第115話 お邪魔でえす

「お邪魔します」

「お邪魔でえす」

 

 エリシアの家の扉口で鈴を鳴らす。

 すぐに中から「はあい」との声が聞こえてきて扉が開く。

 

「こんにちは」

「来てくださりありがとうございます」

「調子はどう? ヒールをかけ直しに来たんだ。それと、良かったら体調の推移を教えて欲しい」

「もちろんです」


 相変わらずエリシアの顔色は優れない。ふら付く様子が無いように見えるのはタイミングが良かったからだけなのだろうか。

 フラフラしている状態なら誰かが訪ねて来ても立たないように、とは彼女と約束している。

 どこまで彼女が約束を守ってくれるかは分からないけど、現状を見る限り足どりもしっかりしていてホッとした。

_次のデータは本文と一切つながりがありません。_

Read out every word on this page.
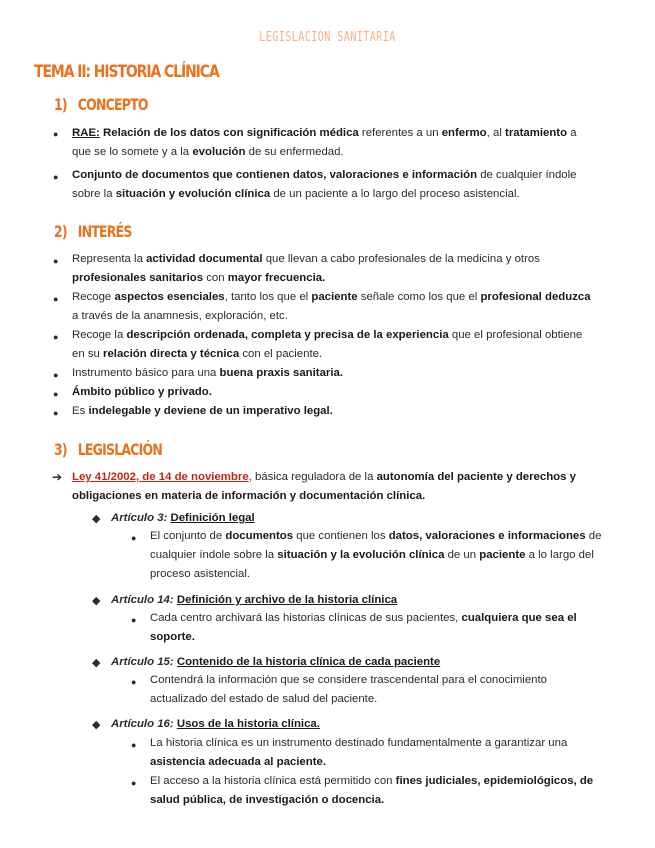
LEGISLACIÓN SANITARIA
TEMA II: HISTORIA CLÍNICA
1) CONCEPTO
● RAE: Relación de los datos con significación médica referentes a un enfermo, al tratamiento a
que se lo somete y a la evolución de su enfermedad.
● Conjunto de documentos que contienen datos, valoraciones e información de cualquier índole
sobre la situación y evolución clínica de un paciente a lo largo del proceso asistencial.
2) INTERÉS
● Representa la actividad documental que llevan a cabo profesionales de la medicina y otros
profesionales sanitarios con mayor frecuencia.
● Recoge aspectos esenciales, tanto los que el paciente señale como los que el profesional deduzca
a través de la anamnesis, exploración, etc.
● Recoge la descripción ordenada, completa y precisa de la experiencia que el profesional obtiene
en su relación directa y técnica con el paciente.
● Instrumento básico para una buena praxis sanitaria.
● Ámbito público y privado.
● Es indelegable y deviene de un imperativo legal.
3) LEGISLACIÓN
➔ Ley 41/2002, de 14 de noviembre, básica reguladora de la autonomía del paciente y derechos y
obligaciones en materia de información y documentación clínica.
◆ Artículo 3: Definición legal
● El conjunto de documentos que contienen los datos, valoraciones e informaciones de
cualquier índole sobre la situación y la evolución clínica de un paciente a lo largo del
proceso asistencial.
◆ Artículo 14: Definición y archivo de la historia clínica
● Cada centro archivará las historias clínicas de sus pacientes, cualquiera que sea el
soporte.
◆ Artículo 15: Contenido de la historia clínica de cada paciente
● Contendrá la información que se considere trascendental para el conocimiento
actualizado del estado de salud del paciente.
◆ Artículo 16: Usos de la historia clínica.
● La historia clínica es un instrumento destinado fundamentalmente a garantizar una
asistencia adecuada al paciente.
● El acceso a la historia clínica está permitido con fines judiciales, epidemiológicos, de
salud pública, de investigación o docencia.
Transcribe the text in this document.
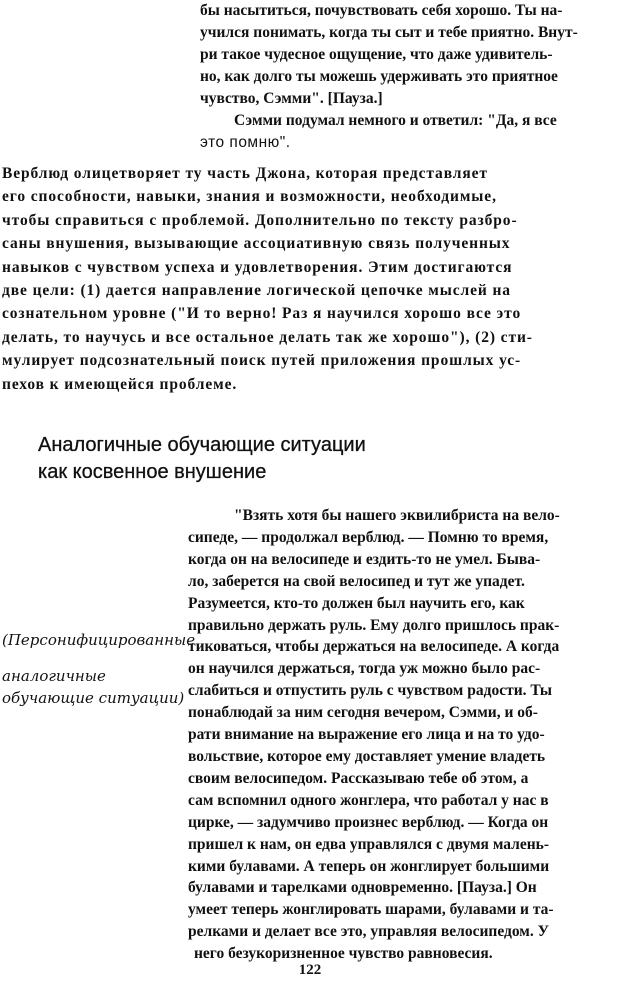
бы насытиться, почувствовать себя хорошо. Ты на-

учился понимать, когда ты сыт и тебе приятно. Внут-

ри такое чудесное ощущение, что даже удивитель-

но, как долго ты можешь удерживать это приятное

чувство, Сэмми". [Пауза.]

Сэмми подумал немного и ответил: "Да, я все

это помню".

Верблюд олицетворяет ту часть Джона, которая представляет

его способности, навыки, знания и возможности, необходимые,

чтобы справиться с проблемой. Дополнительно по тексту разбро-

саны внушения, вызывающие ассоциативную связь полученных

навыков с чувством успеха и удовлетворения. Этим достигаются

две цели: (1) дается направление логической цепочке мыслей на

сознательном уровне ("И то верно! Раз я научился хорошо все это

делать, то научусь и все остальное делать так же хорошо"), (2) сти-

мулирует подсознательный поиск путей приложения прошлых ус-

пехов к имеющейся проблеме.

Аналогичные обучающие ситуации

как косвенное внушение

(Персонифицированные
аналогичные
обучающие ситуации)

"Взять хотя бы нашего эквилибриста на вело-

сипеде, — продолжал верблюд. — Помню то время,

когда он на велосипеде и ездить-то не умел. Быва-

ло, заберется на свой велосипед и тут же упадет.

Разумеется, кто-то должен был научить его, как

правильно держать руль. Ему долго пришлось прак-

тиковаться, чтобы держаться на велосипеде. А когда

он научился держаться, тогда уж можно было рас-

слабиться и отпустить руль с чувством радости. Ты

понаблюдай за ним сегодня вечером, Сэмми, и об-

рати внимание на выражение его лица и на то удо-

вольствие, которое ему доставляет умение владеть

своим велосипедом. Рассказываю тебе об этом, а

сам вспомнил одного жонглера, что работал у нас в

цирке, — задумчиво произнес верблюд. — Когда он

пришел к нам, он едва управлялся с двумя малень-

кими булавами. А теперь он жонглирует большими

булавами и тарелками одновременно. [Пауза.] Он

умеет теперь жонглировать шарами, булавами и та-

релками и делает все это, управляя велосипедом. У

него безукоризненное чувство равновесия.

122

 「さあ、どうぞ」と彼女が招き入れてくれたところで、彼女は「はて」と首をかしげる。


「もう一方いらっしゃいませんでしたか?」

「気のせいじゃない?」


 彼女に指摘されて初めて気が付く。

 木苺を食べて、そのまますみよんがついて来ていたんだよな。今彼は俺の足もとでお座りしている。

 下に目を向ければエリシアとてすぐに気が付くものだが、俺と会話をしているからかすみよんの姿が目に入っていないようだった。

 人間、そんなものだよな。他に気を向けることがあると足もとがおろそかになる。

 すみよんが人の言葉を喋ることって秘密にしていていいものか、そうじゃないのか迷うんだよな。

 俺の対応としては俺から彼が喋ることができることを伝えない、としている。

 すみよんの動きを見ていると、どうも彼が喋ることができることを隠さない相手を選んでいるように思えてさ。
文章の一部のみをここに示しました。